Во время работы над повестью Достоевский был уверен, что герой удался ему, считая Голядкина своим chef-d"œuvre; предварительные отзывы, в которых «Двойник» называли гениальным произведением, вторым по значению после «Мертвых душ», также воодушевляли молодого писателя. Однако после публикации мнения изменились, и негативная оценка повести повергла его в уныние. Он сознается в том, что поторопился с напечатанием, обманул ожидания читателей и испортил вещь. Наступает момент творческого кризиса: «Мне Голядкин опротивел. <...> Рядом с блистательными страницами есть скверность, дрянь, из души воротит, читать не хочется. Вот это-то и создало мне на время ад, и я заболел от горя» ().

В дальнейшем, планируя новое издание, Достоевский решает совершенно переделать повесть. Черновые наброски к предполагавшейся ее переработке в записных книжках № 1 (1861—1862) и № 2 (1862—1864) говорят о расширении замысла и намерении писателя дать более развернутую картину русского общества, наполнить ее злободневным содержанием. Вместо этого писатель только более четко обозначил основные линии своего повествования, убрав несущественные эпизоды, монологи и диалоги действующих лиц. В новой редакции он также ослабил пародийное значение жанровой формы «Двойника», сняв ироничные аннотации к главам и изменив подзаголовок. Внесенные изменения, по всей видимости, не удовлетворили автора. В ноябрьском выпуске «Дневника писателя» за 1877 г. Достоевский еще раз возвращается к теме «Двойника»: «Повесть эта мне положительно не удалась, но идея ее была довольно светлая, и серьезнее этой идеи я никогда ничего в литературе не проводил. Но форма этой повести мне не удалась совершенно <...> если б я теперь принялся за эту идею и изложил ее вновь, то взял бы совсем другую форму; но в 46-м году этой формы я не нашел и повести не осилил». Критическое отношение Достоевского к повести свидетельствует не о действительной неудаче, постигшей «Двойника», а скорее о взыскательном отношении писателя к своему таланту.

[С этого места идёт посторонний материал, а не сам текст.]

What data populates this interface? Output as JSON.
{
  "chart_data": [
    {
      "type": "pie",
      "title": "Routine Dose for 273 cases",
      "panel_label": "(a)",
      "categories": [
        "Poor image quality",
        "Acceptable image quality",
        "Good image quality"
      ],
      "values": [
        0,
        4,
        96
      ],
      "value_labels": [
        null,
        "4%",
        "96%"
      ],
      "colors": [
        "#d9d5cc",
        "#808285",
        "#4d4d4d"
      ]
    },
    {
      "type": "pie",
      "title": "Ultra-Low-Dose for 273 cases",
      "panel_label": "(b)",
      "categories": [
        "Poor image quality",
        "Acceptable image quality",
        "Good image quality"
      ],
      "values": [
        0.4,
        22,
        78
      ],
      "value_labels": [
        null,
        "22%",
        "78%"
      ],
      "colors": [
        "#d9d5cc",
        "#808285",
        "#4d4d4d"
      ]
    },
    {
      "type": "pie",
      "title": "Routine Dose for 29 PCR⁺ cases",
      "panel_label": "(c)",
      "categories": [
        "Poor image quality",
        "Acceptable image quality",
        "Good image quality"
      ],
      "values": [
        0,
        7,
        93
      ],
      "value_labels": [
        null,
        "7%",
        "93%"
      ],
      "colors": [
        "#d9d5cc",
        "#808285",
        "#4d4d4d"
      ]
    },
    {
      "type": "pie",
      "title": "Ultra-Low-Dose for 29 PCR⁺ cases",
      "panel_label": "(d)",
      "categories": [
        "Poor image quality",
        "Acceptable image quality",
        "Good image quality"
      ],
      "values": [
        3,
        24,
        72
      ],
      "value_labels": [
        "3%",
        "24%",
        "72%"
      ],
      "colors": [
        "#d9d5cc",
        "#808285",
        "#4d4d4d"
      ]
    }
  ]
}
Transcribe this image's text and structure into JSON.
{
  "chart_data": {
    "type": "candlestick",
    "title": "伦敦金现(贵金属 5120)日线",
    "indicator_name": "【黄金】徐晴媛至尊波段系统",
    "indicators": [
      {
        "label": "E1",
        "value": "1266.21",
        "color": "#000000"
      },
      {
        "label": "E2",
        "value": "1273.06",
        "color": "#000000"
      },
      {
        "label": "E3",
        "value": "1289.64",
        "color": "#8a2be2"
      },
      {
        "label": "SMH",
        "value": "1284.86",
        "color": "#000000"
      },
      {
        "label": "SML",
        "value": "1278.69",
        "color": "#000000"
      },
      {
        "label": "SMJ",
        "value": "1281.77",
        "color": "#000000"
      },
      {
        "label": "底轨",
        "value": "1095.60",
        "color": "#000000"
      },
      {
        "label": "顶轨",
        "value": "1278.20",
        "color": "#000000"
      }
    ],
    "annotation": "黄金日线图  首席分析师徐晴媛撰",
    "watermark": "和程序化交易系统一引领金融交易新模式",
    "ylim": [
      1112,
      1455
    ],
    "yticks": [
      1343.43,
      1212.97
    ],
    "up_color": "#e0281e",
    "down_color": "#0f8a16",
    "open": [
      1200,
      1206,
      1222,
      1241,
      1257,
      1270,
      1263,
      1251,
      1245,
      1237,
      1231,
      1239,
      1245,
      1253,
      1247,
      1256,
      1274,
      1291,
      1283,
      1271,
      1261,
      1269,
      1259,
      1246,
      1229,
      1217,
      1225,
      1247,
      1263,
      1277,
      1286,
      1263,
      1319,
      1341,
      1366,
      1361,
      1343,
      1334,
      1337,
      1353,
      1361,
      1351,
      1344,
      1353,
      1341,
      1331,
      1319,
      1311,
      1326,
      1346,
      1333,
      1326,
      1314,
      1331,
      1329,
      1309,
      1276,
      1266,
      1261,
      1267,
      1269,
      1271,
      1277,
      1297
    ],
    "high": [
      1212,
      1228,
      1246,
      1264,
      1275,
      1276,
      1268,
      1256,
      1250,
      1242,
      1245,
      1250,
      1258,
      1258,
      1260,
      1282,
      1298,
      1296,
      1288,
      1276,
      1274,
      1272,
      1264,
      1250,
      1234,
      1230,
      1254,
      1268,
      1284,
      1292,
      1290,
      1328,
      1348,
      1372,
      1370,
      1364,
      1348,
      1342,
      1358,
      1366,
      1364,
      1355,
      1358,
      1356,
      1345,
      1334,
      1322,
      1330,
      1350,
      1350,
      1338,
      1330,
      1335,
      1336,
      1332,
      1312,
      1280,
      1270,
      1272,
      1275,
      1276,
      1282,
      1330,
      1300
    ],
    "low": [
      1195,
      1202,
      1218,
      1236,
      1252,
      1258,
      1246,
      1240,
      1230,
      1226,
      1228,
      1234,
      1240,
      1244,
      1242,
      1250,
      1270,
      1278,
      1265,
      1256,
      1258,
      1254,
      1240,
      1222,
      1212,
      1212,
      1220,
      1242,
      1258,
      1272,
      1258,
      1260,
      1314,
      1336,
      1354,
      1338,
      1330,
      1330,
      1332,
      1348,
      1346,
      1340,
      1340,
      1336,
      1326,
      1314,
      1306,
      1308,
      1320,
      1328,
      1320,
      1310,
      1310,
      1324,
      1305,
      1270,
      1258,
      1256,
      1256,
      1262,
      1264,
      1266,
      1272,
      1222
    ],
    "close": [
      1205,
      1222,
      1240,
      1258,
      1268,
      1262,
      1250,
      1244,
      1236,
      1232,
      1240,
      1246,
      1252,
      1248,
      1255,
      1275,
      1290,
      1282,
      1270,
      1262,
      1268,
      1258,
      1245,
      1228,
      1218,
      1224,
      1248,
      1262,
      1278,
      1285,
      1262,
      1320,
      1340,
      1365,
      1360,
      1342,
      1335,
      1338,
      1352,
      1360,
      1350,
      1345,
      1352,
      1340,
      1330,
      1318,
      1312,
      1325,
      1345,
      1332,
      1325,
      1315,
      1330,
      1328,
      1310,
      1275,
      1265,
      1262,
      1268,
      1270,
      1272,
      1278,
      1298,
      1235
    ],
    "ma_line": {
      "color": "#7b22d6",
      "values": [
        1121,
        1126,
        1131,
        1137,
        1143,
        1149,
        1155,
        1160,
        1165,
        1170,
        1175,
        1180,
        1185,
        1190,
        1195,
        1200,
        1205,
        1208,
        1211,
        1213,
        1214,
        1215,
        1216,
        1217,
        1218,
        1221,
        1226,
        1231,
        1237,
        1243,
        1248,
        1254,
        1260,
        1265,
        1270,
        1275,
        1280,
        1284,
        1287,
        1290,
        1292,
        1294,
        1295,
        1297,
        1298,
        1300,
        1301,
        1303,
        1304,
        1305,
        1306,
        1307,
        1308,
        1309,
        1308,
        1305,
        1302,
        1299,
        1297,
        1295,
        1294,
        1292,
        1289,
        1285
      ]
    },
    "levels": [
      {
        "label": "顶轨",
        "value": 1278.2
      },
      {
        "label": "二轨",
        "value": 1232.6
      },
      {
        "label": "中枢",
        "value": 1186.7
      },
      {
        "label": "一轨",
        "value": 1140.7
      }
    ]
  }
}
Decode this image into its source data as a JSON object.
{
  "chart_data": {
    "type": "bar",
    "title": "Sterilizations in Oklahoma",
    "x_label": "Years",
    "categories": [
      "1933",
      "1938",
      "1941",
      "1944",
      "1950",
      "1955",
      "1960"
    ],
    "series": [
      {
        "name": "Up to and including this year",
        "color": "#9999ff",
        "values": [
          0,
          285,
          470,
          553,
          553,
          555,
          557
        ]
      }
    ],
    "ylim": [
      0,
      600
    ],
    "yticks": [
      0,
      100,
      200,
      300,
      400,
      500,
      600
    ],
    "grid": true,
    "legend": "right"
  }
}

Оценка и истолкование художественного замысла «Двойника» были неоднозначны: в критической литературе просматривается известная эволюция взглядов на характер и сущность произведения в целом и восприятие темы двойничества в частности. Отзывы на повесть в прижизненной критике были в основном неблагосклонны. Авторы статей о «Двойнике» И.В. Брант, С.П. Шевырев, К.С. Аксаков, Ап. А. Григорьев сочли его неудавшимся как в плане содержания, так и в художественном отношении. Новый социально-психологический «подпольный» тип, открытый Достоевским, был ошибочно воспринят как пародия на человека вообще. Нетрадиционную форму повествования признали слабой попыткой подражания Гоголю в изображении чиновничьей жизни, а фантастику — излишеством в гофмановском духе. Оценивая повесть по меркам нормативной эстетики 40-х гг., недальновидные критики приняли новаторский символико-психологический характер повести и прием сознательной деэстетизации действительности за неоправданный натурализм, искажающий образ мира и человека. Повесть казалась им «чудовищным созданием», в котором реальность начинала принимать форму бреда. Негативная реакция была вызвана также непривычными для читателей этой эпохи неадекватными проявлениями психофизической природы человека, многие из которых не считали это достижением литературы: «"Двойник" — сочинение патологическое, терапевтическое, но нисколько не литературное...» (Григорьев).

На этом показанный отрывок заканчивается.